Leila Jalul
Se eu fosse autoridade na área educacional,
em definitivo, baixaria um decreto proibindo que no primeiro dia de aula,
apenas para matar a má vontade de alguns professores, fosse pedida a eterna
redação "Minhas férias". Proibiria outras coisinhas banais que se
repetem ano após ano, deixando crianças com o emocional no chão. Porém, como
não sou autoridade e nunca serei, apenas sugiro. Ocorre com frequência ver
crianças órfãs tendo que desenhar corações e cartões para pais e mães que não
existem mais. Não por insensibilidade dos professores, mas muito por orientação
da própria escola. Turmas grandes, salários baixos e outras dificuldades não
deixam às vezes nem que o próprio professor se aperceba desses
"pequenos" detalhes.
Volta às aulas: tema livre para as redações.

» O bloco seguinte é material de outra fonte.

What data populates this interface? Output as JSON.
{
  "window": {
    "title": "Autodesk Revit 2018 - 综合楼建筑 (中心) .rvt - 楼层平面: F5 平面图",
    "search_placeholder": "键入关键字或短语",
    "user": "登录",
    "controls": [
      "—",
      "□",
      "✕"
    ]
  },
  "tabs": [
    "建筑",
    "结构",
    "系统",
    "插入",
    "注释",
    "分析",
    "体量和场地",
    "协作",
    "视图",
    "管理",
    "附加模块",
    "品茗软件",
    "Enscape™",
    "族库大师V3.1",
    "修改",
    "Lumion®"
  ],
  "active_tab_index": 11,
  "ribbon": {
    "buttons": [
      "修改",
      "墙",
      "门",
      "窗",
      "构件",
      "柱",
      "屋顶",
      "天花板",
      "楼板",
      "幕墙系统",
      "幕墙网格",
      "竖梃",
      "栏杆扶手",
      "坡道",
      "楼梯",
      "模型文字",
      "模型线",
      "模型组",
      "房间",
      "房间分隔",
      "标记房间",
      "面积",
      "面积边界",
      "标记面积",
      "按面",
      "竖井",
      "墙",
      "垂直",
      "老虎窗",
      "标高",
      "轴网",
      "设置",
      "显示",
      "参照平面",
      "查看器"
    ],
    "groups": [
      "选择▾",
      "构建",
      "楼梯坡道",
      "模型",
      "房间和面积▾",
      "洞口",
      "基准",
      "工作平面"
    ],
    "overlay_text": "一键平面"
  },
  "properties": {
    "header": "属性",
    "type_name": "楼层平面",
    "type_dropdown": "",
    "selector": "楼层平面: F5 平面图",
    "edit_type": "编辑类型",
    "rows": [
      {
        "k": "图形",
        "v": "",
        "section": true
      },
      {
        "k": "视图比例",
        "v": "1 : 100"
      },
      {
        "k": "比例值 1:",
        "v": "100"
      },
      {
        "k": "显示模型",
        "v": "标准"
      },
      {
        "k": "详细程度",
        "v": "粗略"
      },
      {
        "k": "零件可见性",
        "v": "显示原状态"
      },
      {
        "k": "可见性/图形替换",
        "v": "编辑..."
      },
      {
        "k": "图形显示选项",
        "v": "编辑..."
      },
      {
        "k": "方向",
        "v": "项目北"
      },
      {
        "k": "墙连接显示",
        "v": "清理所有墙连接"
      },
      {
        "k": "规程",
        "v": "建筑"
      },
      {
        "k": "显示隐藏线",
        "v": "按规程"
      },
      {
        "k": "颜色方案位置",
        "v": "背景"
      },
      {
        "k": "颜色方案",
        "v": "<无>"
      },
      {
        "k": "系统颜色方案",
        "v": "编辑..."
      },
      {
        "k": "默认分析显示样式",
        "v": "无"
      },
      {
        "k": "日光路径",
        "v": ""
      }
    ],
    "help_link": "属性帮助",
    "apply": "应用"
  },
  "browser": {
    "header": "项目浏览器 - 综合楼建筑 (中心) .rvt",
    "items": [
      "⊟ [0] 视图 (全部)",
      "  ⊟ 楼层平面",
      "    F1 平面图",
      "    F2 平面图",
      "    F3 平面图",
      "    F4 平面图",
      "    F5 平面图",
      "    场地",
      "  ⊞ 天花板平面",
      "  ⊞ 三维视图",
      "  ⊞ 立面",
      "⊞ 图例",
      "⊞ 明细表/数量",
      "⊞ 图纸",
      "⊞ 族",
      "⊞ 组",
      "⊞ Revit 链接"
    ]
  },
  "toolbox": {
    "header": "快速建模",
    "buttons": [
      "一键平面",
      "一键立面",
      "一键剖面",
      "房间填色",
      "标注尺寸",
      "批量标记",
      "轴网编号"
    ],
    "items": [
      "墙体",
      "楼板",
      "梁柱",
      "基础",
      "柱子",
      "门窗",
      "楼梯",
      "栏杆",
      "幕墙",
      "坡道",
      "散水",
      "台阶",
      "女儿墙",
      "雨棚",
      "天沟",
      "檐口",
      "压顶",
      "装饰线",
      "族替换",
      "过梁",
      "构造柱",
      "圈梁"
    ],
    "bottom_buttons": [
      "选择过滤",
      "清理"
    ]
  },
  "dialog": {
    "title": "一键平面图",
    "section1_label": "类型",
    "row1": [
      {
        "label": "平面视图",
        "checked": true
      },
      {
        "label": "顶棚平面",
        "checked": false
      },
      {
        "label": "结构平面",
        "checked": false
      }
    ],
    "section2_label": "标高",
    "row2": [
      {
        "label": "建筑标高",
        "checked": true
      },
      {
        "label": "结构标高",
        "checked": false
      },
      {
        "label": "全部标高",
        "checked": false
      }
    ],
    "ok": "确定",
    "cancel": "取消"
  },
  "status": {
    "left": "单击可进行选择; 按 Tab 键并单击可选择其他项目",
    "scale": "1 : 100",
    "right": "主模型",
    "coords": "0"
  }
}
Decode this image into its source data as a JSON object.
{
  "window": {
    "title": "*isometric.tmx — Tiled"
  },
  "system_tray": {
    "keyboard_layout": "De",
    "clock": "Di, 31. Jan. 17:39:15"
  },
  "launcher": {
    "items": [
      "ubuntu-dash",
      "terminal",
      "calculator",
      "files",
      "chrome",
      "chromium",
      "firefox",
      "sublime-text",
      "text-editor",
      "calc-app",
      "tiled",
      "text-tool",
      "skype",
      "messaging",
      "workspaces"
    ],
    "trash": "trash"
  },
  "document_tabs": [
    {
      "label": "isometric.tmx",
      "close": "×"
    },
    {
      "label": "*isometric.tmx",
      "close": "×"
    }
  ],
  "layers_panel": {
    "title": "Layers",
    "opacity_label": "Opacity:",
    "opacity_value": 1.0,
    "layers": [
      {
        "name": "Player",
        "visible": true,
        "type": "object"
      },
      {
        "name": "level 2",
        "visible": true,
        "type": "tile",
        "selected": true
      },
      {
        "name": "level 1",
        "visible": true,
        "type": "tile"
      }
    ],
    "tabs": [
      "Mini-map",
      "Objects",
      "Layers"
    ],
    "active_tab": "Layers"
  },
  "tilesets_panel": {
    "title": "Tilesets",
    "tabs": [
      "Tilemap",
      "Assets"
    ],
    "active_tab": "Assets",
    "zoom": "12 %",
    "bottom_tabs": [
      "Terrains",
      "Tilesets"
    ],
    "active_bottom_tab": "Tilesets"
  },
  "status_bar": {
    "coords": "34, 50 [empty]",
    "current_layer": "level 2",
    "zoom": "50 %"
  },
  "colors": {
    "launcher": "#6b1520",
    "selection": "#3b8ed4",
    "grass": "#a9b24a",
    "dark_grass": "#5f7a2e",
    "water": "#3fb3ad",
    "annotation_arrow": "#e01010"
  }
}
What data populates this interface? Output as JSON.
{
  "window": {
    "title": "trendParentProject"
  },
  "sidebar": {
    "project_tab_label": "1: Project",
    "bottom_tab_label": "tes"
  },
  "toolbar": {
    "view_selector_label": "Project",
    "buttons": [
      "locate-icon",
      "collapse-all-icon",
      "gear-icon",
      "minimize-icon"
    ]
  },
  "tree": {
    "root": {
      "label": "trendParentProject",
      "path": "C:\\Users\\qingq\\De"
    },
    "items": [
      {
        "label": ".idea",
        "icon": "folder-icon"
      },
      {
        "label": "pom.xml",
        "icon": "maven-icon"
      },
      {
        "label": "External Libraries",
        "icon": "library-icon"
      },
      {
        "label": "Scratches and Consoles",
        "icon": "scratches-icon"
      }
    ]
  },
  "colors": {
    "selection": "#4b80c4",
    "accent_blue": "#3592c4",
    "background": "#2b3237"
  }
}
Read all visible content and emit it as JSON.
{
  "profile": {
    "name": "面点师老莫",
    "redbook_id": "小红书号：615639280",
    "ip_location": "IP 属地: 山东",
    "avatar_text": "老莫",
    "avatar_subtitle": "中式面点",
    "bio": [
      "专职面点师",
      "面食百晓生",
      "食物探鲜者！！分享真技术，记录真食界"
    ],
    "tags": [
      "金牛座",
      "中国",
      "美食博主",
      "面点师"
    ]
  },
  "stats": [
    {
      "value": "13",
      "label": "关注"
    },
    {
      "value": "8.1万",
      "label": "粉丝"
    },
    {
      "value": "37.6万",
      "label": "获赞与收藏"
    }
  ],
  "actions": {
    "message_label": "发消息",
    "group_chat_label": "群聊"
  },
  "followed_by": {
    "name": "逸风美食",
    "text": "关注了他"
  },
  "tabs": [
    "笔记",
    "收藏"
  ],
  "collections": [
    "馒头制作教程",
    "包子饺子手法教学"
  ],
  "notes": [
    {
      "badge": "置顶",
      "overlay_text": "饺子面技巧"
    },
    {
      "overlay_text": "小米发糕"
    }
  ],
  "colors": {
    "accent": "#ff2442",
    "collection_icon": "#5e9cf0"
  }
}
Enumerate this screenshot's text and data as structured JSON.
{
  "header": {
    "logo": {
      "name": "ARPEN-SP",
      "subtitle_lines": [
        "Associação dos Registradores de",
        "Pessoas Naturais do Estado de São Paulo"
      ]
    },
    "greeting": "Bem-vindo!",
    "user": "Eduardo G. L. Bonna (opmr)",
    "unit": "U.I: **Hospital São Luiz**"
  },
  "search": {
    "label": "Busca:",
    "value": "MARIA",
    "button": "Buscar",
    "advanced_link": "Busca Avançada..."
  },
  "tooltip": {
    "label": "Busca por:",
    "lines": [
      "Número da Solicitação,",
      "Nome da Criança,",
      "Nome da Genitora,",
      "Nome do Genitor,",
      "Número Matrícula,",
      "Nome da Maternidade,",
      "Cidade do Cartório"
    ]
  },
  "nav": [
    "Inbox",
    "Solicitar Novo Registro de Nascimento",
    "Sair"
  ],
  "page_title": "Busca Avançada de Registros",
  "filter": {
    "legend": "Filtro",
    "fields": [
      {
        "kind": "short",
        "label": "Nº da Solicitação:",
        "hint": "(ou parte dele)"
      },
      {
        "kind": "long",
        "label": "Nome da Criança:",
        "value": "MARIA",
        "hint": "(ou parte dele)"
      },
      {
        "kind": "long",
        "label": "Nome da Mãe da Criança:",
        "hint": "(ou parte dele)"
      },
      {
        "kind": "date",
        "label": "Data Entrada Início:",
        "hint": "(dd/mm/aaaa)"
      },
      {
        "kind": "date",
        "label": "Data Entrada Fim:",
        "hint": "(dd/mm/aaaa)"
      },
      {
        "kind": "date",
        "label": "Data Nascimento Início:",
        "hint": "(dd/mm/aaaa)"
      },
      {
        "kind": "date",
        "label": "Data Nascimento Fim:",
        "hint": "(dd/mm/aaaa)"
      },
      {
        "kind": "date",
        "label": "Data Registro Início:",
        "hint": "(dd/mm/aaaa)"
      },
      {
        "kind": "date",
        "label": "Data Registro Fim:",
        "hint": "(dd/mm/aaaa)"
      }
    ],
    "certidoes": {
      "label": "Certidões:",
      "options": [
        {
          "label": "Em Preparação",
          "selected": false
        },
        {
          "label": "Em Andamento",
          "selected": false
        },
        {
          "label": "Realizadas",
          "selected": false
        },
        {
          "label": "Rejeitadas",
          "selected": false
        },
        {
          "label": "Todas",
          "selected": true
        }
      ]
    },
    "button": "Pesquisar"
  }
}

Dia dos pais e das mães, atividades que envolvam quem os tenha, ou não. Essas
seriam algumas das providências que eu tomaria. Sempre deixo claro o respeito
às exceções. Foi na terceira ou quarta série do antigo primário que me vi numa
saia justa. O dia anterior tinha sido uma desgraceira só, pior do que os outros
dias. E lá estava eu com o cabeçalho prontinho. Caderno de papel almaço
pautado, letra bonita treinada no livro de caligrafia. O tempo passando e não
saía uma linha. Roía a cabeça do lápis, quebrava a ponta de tanta força, de
tanto ódio, apontava, testava. Roía de novo o lápis de pau-brasil, mastigava um
pouco de grafite, cuspia a seco. E nada. Enquanto isso, as meninas iam de vento
em popa. Umas contavam da Fazenda Araripe, outras de pescarias, outras de
passeio de batelão, festas de aniversário, Natal... E eu, nada! Até que resolvi
não ficar para trás e mandei ver.
Redação
Minhas férias
Minhas férias foram iguais às outras. Nada de novo. Mamãe
trabalhando que nem doida na loja de vovô. Irritada, quase todos os dias me
dava uma surra porque eu não tinha feito o que ela mandava. Esqueci de cortar
os gravetos para acender o fogareiro e, quando fui buscar, tinha chovido e os
paus estavam todos molhados. Também esqueci de tirar a roupa do varal e pegou
chuva por dois dias seguidos. Ficou fedida, com cheiro de manipueira azeda.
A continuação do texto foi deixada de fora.